Feb. 21 (Bloomberg) -- British Columbia’s budget deficit will narrow faster than forecast as the Canadian province returns to surplus in the next two years, Finance Minister Kevin Falcon said.
Canada’s third-most populous province is starting to benefit from signs of economic recovery in the U.S., the destination for about half its exports, Falcon said in an interview in Victoria, British Columbia’s capital.
“That’s giving me confidence to say we can get back to balance by 2013-2014,” he said. “Even though we’re the most diversified economy in Canada, seeing the U.S. showing some improvement was really a tipping factor.”
Falcon, who is scheduled to unveil his first budget today, said that as recently as November he was concerned a deepening of Europe’s sovereign debt crisis would further delay the U.S. recovery, undermining the western Canadian province’s effort to restore fiscal balance.
The government forecast in a November update that it would have a shortfall of C$3.1 billion ($3.12 billion) in the year ending March 31; C$805 million in 2012-2013 and a surplus the following year.
The current fiscal year’s deficit had originally been forecast at C$925 million. That figure widened to cover the cost of reversing a value-added tax that was rejected by voters in a referendum in August.
Falcon announced Feb. 17 that the so-called Harmonized Sales Tax, or HST, will be ended by March next year.
“We intend to get back to where we’ve always been, which is outperforming our targets,” Falcon said Feb. 16 in his office at the provincial legislature. “That means in this current fiscal, next year and the year after.”
It’s not yet clear how Falcon will balance revenue with expenses on schedule, said Mary Webb, a Toronto-based senior economist at Bank of Nova Scotia.
“I’ll be looking for him to map out a plan,” Webb said Feb. 17 in a telephone interview. “This is a government that always likes to have a contingency cushion.”
While the theme of the budget will be the need for “real caution and prudence” in government spending, Falcon, who is also deputy premier, said he will emphasize the province’s fiscal strength compared with other jurisdictions.
Triple-A rated British Columbia has a ratio of debt to gross domestic product of 17.5 percent, compared with about 85 percent for France, 120 percent for Italy and 160 percent for Greece, according to British Columbia government figures.
British Columbia’s benchmark 5.75 percent bond maturing in January 2039 yields 3.54 percent, or 3 basis points less than comparable debt sold by Ontario, Canada’s most-populous province.

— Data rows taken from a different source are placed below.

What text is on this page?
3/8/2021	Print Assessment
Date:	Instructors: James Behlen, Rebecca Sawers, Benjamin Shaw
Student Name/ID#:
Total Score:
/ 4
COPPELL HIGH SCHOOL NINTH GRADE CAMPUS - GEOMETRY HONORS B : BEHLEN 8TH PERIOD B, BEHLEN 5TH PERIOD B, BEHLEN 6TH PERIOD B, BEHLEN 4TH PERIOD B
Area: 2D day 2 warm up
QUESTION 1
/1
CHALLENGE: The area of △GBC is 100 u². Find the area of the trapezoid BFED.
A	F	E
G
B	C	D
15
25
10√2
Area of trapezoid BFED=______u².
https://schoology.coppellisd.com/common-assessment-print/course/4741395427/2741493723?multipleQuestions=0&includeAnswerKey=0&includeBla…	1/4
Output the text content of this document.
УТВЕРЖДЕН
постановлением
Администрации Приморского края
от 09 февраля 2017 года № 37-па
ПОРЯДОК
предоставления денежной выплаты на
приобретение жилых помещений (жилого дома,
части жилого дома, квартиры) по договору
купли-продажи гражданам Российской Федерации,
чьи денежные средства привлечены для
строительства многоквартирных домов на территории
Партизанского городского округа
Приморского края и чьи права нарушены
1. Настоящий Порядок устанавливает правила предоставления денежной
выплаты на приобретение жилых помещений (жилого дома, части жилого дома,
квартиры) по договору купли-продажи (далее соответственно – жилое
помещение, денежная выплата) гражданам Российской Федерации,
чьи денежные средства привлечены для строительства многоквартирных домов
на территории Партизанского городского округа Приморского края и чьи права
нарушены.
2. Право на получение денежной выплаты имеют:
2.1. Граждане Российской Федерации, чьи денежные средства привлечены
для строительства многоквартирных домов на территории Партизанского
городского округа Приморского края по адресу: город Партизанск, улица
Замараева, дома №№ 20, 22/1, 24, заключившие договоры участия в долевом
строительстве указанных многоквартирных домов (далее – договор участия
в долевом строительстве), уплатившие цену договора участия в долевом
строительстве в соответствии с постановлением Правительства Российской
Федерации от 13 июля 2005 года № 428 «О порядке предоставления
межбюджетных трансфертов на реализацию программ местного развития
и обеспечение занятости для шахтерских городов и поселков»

Ontario is grappling with a C$16 billion deficit, a net debt-to-GDP ratio of about 37 percent and an unemployment rate of 8.1 percent. The province’s jobless rate was 6.9 percent in January.
The Canadian dollar has traded near parity against the U.S. currency, reducing the competitiveness of Ontario manufacturers. At the same time, British Columbia’s economy has benefited from higher prices for commodities such as copper and metallurgical coal, aiding firms such as Teck Resources Ltd. and Westshore Terminals Investment Corp. The province has been hurt by falling natural gas prices and weak demand for lumber for U.S. home-building.
The next election in British Columbia is scheduled for May 2013. Liberal Premier Christy Clark’s popularity has fallen behind that of opposition New Democratic Party leader Adrian Dix, according to an Angus Reid Public Opinion poll published this month in the Vancouver Sun newspaper.